My wife and I moved into a house with her son and his wife. Our son-in-law and his wife signed the lease. My wife and I did not sign the lease but we are on the lease as “tenants”. Does this give the lease signing parties the right to declare themselves “head of household” or “man of the house”. Such giving them the right to a final say in household matters? Also, does this give lease signing party the right to evict “tenants”?

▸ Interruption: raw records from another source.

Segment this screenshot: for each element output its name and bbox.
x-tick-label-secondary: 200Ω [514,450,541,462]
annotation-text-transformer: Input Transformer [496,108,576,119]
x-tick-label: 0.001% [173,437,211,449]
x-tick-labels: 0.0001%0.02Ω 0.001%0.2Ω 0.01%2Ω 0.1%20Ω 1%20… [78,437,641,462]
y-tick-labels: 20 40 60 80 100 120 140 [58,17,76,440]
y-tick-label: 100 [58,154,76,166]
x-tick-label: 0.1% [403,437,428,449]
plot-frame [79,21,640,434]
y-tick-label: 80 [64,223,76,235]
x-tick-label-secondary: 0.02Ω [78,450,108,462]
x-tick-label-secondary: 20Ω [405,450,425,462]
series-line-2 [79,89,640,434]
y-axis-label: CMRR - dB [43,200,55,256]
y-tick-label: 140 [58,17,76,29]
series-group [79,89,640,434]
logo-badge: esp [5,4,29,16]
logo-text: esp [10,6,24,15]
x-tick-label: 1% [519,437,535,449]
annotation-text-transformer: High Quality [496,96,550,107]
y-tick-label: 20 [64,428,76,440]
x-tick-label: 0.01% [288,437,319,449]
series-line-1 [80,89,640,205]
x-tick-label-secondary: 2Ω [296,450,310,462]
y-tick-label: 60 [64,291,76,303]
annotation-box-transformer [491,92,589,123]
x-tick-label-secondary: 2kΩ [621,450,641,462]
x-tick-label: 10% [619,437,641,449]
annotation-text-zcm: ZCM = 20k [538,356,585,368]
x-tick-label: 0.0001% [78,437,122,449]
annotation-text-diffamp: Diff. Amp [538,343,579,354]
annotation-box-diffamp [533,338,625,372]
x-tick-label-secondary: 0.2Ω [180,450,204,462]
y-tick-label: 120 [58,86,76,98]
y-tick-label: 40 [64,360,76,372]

Asked on November 25, 2012 under Real Estate Law, Pennsylvania

Answers:

Gregory Abbott / Consumer Law Northwest

Answered 9 years ago | Contributor

I am a little confused when you say that you did not sign the lease but are listed on it as "tenants" - I am guessing that means that you are simply listed as additional occupants as well as the signer(s) of the lease.  Regardless, the lease itself establishes the legal relationship between the owner/manager (landlord) and the person(s) taking responsibility for renting the property.  It does nothing to establish the relationship between the persons occupying the residence.  "Head of Household" or "Man of the House" are meaningless terms, legally speaking.  The relationship between the residents of the home is up to them to mutually agree upon (assuming all are of age) and you have just as much "say" as any other resident.  In the end, you all either agree or decide you can't live together comfortably and part ways.  Assuming you contribute to payment of the rent and/or household expenses, you have just as much right to live there as someone who signed the lease meaning they have no right to evict you without legal cause.  Again, in the end, if all of you cannot successfully live together, the remedy is for one or more of you to move out.  Hope this helps.